Nonelderly patients have more negative perceptions of patient-provider communication than the elderly
Research Activities, July 2009, No. 347
Effective communication between health care providers and patients can substantially influence patient behaviors and health outcomes. Nonelderly patients have more negative perceptions of this communication than the elderly, according to a new study. Researchers found that individuals aged 18 to 64 years were less likely than those 65 and older to report that their provider always listened to them, always showed respect for what they had to say, and always spent enough time with them. Patients aged 25 to 44 years were similarly less likely to report positive perceptions of communication with their provider, although the perceptions of those between 45 and 64 years were somewhat closer to the oldest group. Patient age was less associated with perceptions about how usual care providers engaged patients in shared health care decisionmaking.
Adults between 18 and 44 years were less likely to report that their usual care provider(s) included them in health care decisionmaking compared with the oldest group. However, there was no significant difference in this area between the oldest group and those 45 to 64 years. There were no significant differences among the various age groups in their responses to the question of how often a usual care provider gave them some control over treatment.
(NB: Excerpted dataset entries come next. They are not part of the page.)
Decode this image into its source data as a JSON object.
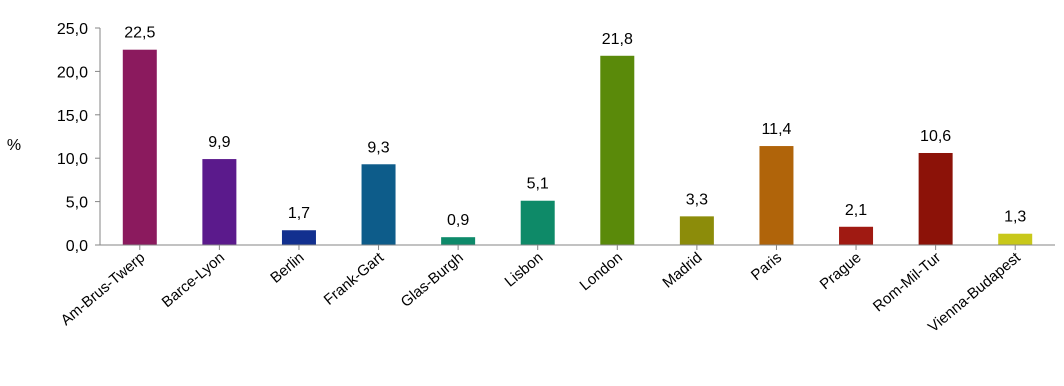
{
  "chart_data": {
    "type": "bar",
    "title": "",
    "xlabel": "",
    "ylabel": "%",
    "ylim": [
      0,
      25
    ],
    "yticks": [
      "0,0",
      "5,0",
      "10,0",
      "15,0",
      "20,0",
      "25,0"
    ],
    "grid": false,
    "legend": "none",
    "categories": [
      "Am-Brus-Twerp",
      "Barce-Lyon",
      "Berlin",
      "Frank-Gart",
      "Glas-Burgh",
      "Lisbon",
      "London",
      "Madrid",
      "Paris",
      "Prague",
      "Rom-Mil-Tur",
      "Vienna-Budapest"
    ],
    "values": [
      22.5,
      9.9,
      1.7,
      9.3,
      0.9,
      5.1,
      21.8,
      3.3,
      11.4,
      2.1,
      10.6,
      1.3
    ],
    "value_labels": [
      "22,5",
      "9,9",
      "1,7",
      "9,3",
      "0,9",
      "5,1",
      "21,8",
      "3,3",
      "11,4",
      "2,1",
      "10,6",
      "1,3"
    ],
    "colors": [
      "#8B1A5E",
      "#5B1A8C",
      "#12308F",
      "#0D5C8A",
      "#0E8A6A",
      "#0E8A68",
      "#5A8A0A",
      "#8C8C0A",
      "#B0640A",
      "#A01A12",
      "#8C1208",
      "#C8C81A"
    ]
  }
}
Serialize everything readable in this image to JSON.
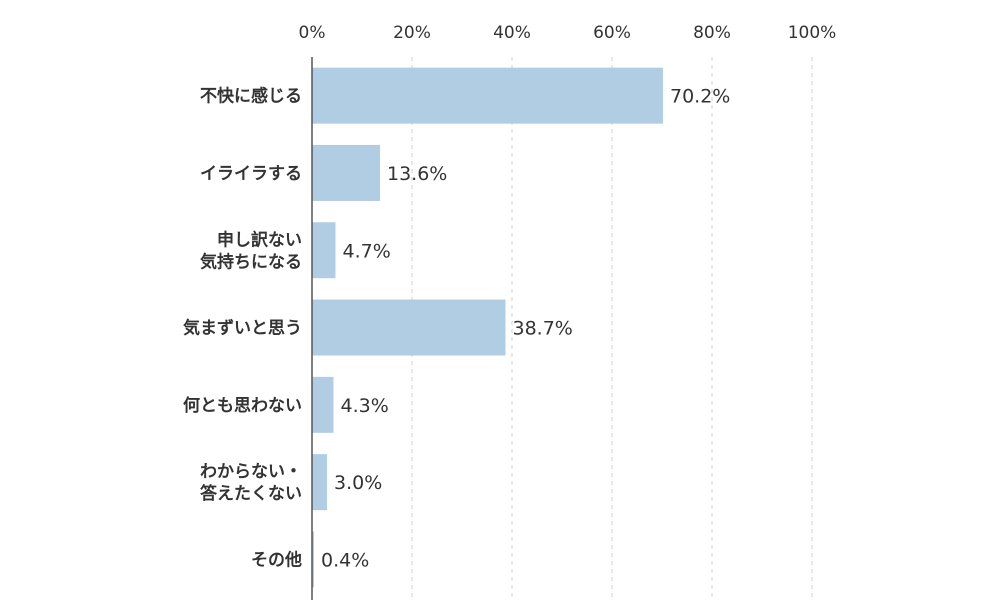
{
  "chart_data": {
    "type": "bar",
    "orientation": "horizontal",
    "categories": [
      [
        "不快に感じる"
      ],
      [
        "イライラする"
      ],
      [
        "申し訳ない",
        "気持ちになる"
      ],
      [
        "気まずいと思う"
      ],
      [
        "何とも思わない"
      ],
      [
        "わからない・",
        "答えたくない"
      ],
      [
        "その他"
      ]
    ],
    "values": [
      70.2,
      13.6,
      4.7,
      38.7,
      4.3,
      3.0,
      0.4
    ],
    "value_labels": [
      "70.2%",
      "13.6%",
      "4.7%",
      "38.7%",
      "4.3%",
      "3.0%",
      "0.4%"
    ],
    "xlim": [
      0,
      100
    ],
    "x_ticks": [
      0,
      20,
      40,
      60,
      80,
      100
    ],
    "x_tick_labels": [
      "0%",
      "20%",
      "40%",
      "60%",
      "80%",
      "100%"
    ],
    "x_axis_position": "top",
    "grid": "vertical dashed",
    "legend": "none",
    "title": "",
    "xlabel": "",
    "ylabel": "",
    "colors": {
      "bar": "#b1cde3",
      "grid": "#cccccc",
      "axis": "#555555",
      "text": "#333333"
    }
  }
}
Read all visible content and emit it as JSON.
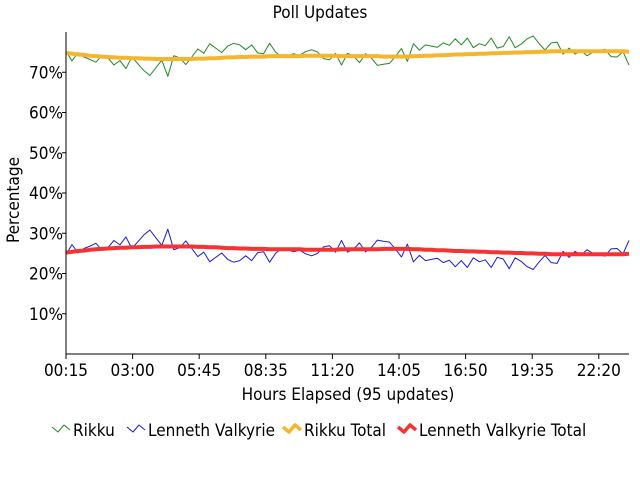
{
  "chart_data": {
    "type": "line",
    "title": "Poll Updates",
    "xlabel": "Hours Elapsed (95 updates)",
    "ylabel": "Percentage",
    "ylim": [
      0,
      80
    ],
    "grid": false,
    "legend_position": "bottom",
    "x_ticks": [
      "00:15",
      "03:00",
      "05:45",
      "08:35",
      "11:20",
      "14:05",
      "16:50",
      "19:35",
      "22:20"
    ],
    "y_ticks": [
      "10%",
      "20%",
      "30%",
      "40%",
      "50%",
      "60%",
      "70%"
    ],
    "y_tick_values": [
      10,
      20,
      30,
      40,
      50,
      60,
      70
    ],
    "n_updates": 95,
    "series": [
      {
        "name": "Rikku",
        "color": "#228b22",
        "values": [
          75.2,
          72.8,
          74.9,
          73.8,
          73.2,
          72.5,
          74.1,
          73.6,
          71.8,
          72.9,
          70.9,
          73.8,
          72.1,
          70.4,
          69.2,
          71.1,
          73.0,
          69.0,
          74.1,
          73.6,
          71.9,
          73.8,
          75.8,
          74.7,
          77.1,
          76.0,
          74.9,
          76.5,
          77.2,
          76.8,
          75.6,
          76.8,
          74.8,
          74.6,
          77.2,
          75.0,
          73.8,
          74.1,
          74.6,
          74.2,
          75.1,
          75.6,
          75.0,
          73.4,
          73.1,
          74.7,
          71.8,
          74.7,
          74.0,
          72.4,
          74.6,
          73.5,
          71.7,
          72.0,
          72.2,
          73.9,
          75.9,
          72.7,
          77.1,
          75.5,
          76.8,
          76.5,
          76.2,
          77.3,
          76.7,
          78.3,
          76.8,
          78.5,
          76.1,
          77.1,
          76.6,
          78.5,
          76.0,
          76.4,
          78.8,
          76.1,
          77.0,
          78.3,
          79.0,
          77.1,
          75.5,
          77.3,
          77.5,
          74.5,
          76.0,
          74.5,
          75.4,
          74.1,
          75.0,
          75.3,
          75.7,
          73.9,
          73.8,
          75.1,
          71.8
        ]
      },
      {
        "name": "Lenneth Valkyrie",
        "color": "#1c1cd6",
        "values": [
          24.7,
          27.2,
          25.1,
          26.2,
          26.8,
          27.5,
          25.9,
          26.4,
          28.2,
          27.1,
          29.1,
          26.2,
          27.9,
          29.6,
          30.8,
          28.9,
          27.0,
          31.0,
          25.9,
          26.4,
          28.1,
          26.2,
          24.2,
          25.3,
          22.9,
          24.0,
          25.1,
          23.5,
          22.8,
          23.2,
          24.4,
          23.2,
          25.2,
          25.4,
          22.8,
          25.0,
          26.2,
          25.9,
          25.4,
          25.8,
          24.9,
          24.4,
          25.0,
          26.6,
          26.9,
          25.3,
          28.2,
          25.3,
          26.0,
          27.6,
          25.4,
          26.5,
          28.3,
          28.0,
          27.8,
          26.1,
          24.1,
          27.3,
          22.9,
          24.5,
          23.2,
          23.5,
          23.8,
          22.7,
          23.3,
          21.7,
          23.2,
          21.5,
          23.9,
          22.9,
          23.4,
          21.5,
          24.0,
          23.6,
          21.2,
          23.9,
          23.0,
          21.7,
          21.0,
          22.9,
          24.5,
          22.7,
          22.5,
          25.5,
          24.0,
          25.5,
          24.6,
          25.9,
          25.0,
          24.7,
          24.3,
          26.1,
          26.2,
          24.9,
          28.2
        ]
      },
      {
        "name": "Rikku Total",
        "color": "#f5b52e",
        "values": [
          74.8,
          74.6,
          74.4,
          74.3,
          74.1,
          74.0,
          73.9,
          73.8,
          73.7,
          73.6,
          73.6,
          73.5,
          73.5,
          73.4,
          73.4,
          73.3,
          73.3,
          73.3,
          73.3,
          73.3,
          73.3,
          73.3,
          73.4,
          73.4,
          73.5,
          73.5,
          73.6,
          73.7,
          73.7,
          73.8,
          73.8,
          73.9,
          73.9,
          73.9,
          74.0,
          74.0,
          74.0,
          74.0,
          74.0,
          74.0,
          74.1,
          74.1,
          74.1,
          74.1,
          74.1,
          74.1,
          74.0,
          74.0,
          74.0,
          74.0,
          74.0,
          74.0,
          74.0,
          73.9,
          73.9,
          73.9,
          73.9,
          73.9,
          74.0,
          74.0,
          74.1,
          74.1,
          74.2,
          74.2,
          74.3,
          74.4,
          74.4,
          74.5,
          74.5,
          74.6,
          74.6,
          74.7,
          74.7,
          74.8,
          74.8,
          74.9,
          74.9,
          75.0,
          75.0,
          75.1,
          75.1,
          75.2,
          75.2,
          75.2,
          75.2,
          75.2,
          75.2,
          75.2,
          75.2,
          75.2,
          75.2,
          75.2,
          75.2,
          75.2,
          75.1
        ]
      },
      {
        "name": "Lenneth Valkyrie Total",
        "color": "#f53333",
        "values": [
          25.2,
          25.4,
          25.6,
          25.7,
          25.9,
          26.0,
          26.1,
          26.2,
          26.3,
          26.4,
          26.4,
          26.5,
          26.5,
          26.6,
          26.6,
          26.7,
          26.7,
          26.7,
          26.7,
          26.7,
          26.7,
          26.7,
          26.6,
          26.6,
          26.5,
          26.5,
          26.4,
          26.3,
          26.3,
          26.2,
          26.2,
          26.1,
          26.1,
          26.1,
          26.0,
          26.0,
          26.0,
          26.0,
          26.0,
          26.0,
          25.9,
          25.9,
          25.9,
          25.9,
          25.9,
          25.9,
          26.0,
          26.0,
          26.0,
          26.0,
          26.0,
          26.0,
          26.0,
          26.1,
          26.1,
          26.1,
          26.1,
          26.1,
          26.0,
          26.0,
          25.9,
          25.9,
          25.8,
          25.8,
          25.7,
          25.6,
          25.6,
          25.5,
          25.5,
          25.4,
          25.4,
          25.3,
          25.3,
          25.2,
          25.2,
          25.1,
          25.1,
          25.0,
          25.0,
          24.9,
          24.9,
          24.8,
          24.8,
          24.8,
          24.8,
          24.8,
          24.8,
          24.8,
          24.8,
          24.8,
          24.8,
          24.8,
          24.8,
          24.8,
          24.9
        ]
      }
    ]
  }
}
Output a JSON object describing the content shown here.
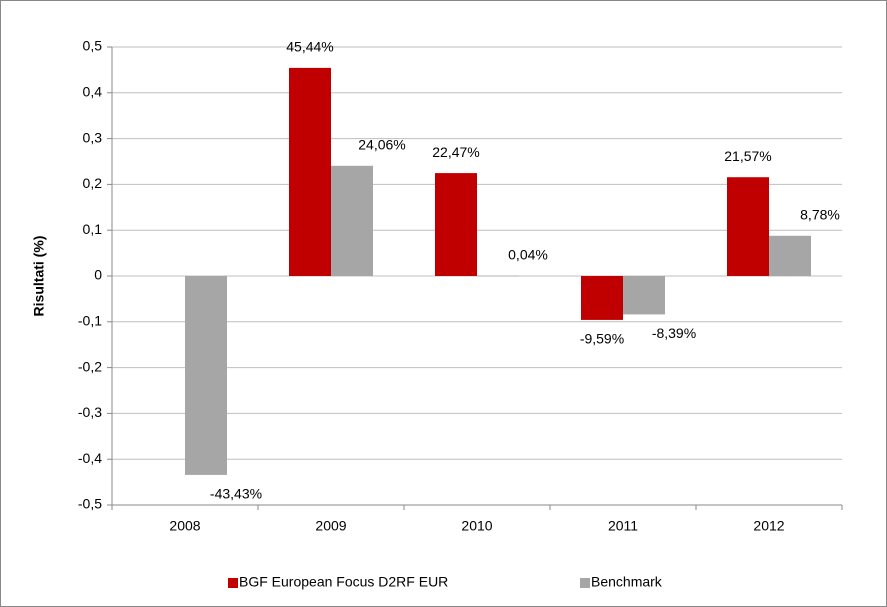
{
  "chart_data": {
    "type": "bar",
    "y_label": "Risultati (%)",
    "categories": [
      "2008",
      "2009",
      "2010",
      "2011",
      "2012"
    ],
    "series": [
      {
        "name": "BGF European Focus D2RF EUR",
        "color": "#c00000",
        "values": [
          null,
          0.4544,
          0.2247,
          -0.0959,
          0.2157
        ],
        "value_labels": [
          null,
          "45,44%",
          "22,47%",
          "-9,59%",
          "21,57%"
        ]
      },
      {
        "name": "Benchmark",
        "color": "#a6a6a6",
        "values": [
          -0.4343,
          0.2406,
          0.0004,
          -0.0839,
          0.0878
        ],
        "value_labels": [
          "-43,43%",
          "24,06%",
          "0,04%",
          "-8,39%",
          "8,78%"
        ]
      }
    ],
    "ylim": [
      -0.5,
      0.5
    ],
    "yticks": [
      {
        "value": -0.5,
        "label": "-0,5"
      },
      {
        "value": -0.4,
        "label": "-0,4"
      },
      {
        "value": -0.3,
        "label": "-0,3"
      },
      {
        "value": -0.2,
        "label": "-0,2"
      },
      {
        "value": -0.1,
        "label": "-0,1"
      },
      0,
      {
        "value": 0.1,
        "label": "0,1"
      },
      {
        "value": 0.2,
        "label": "0,2"
      },
      {
        "value": 0.3,
        "label": "0,3"
      },
      {
        "value": 0.4,
        "label": "0,4"
      },
      {
        "value": 0.5,
        "label": "0,5"
      }
    ],
    "grid": true,
    "legend": "bottom"
  }
}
It's not clear whether younger patients have higher expectations for communication, whether age itself influences how different patients perceive similar interactions, or if physicians simply communicate differently with older patients, notes Jennifer E. DeVoe, M.D., D.Phil., of the Oregon Health and Science University.
Dr. DeVoe and fellow researchers analyzed data from the 2002 Medical Expenditure Panel Survey. They examined the association between patient age and six outcomes related to communication and decisionmaking autonomy. They controlled for other factors affecting patient-provider communication such as gender, race/ethnicity, family income, and education. The study was supported in part by the Agency for Healthcare Research and Quality (HS14645 and HS16181). See "Patient age influences perceptions about health care communication," by Dr. DeVoe, Lorraine S. Wallace, Ph.D., and George E. Fryer, Jr., Ph.D., in the February 2009 Family Medicine 41(2), pp. 126-133.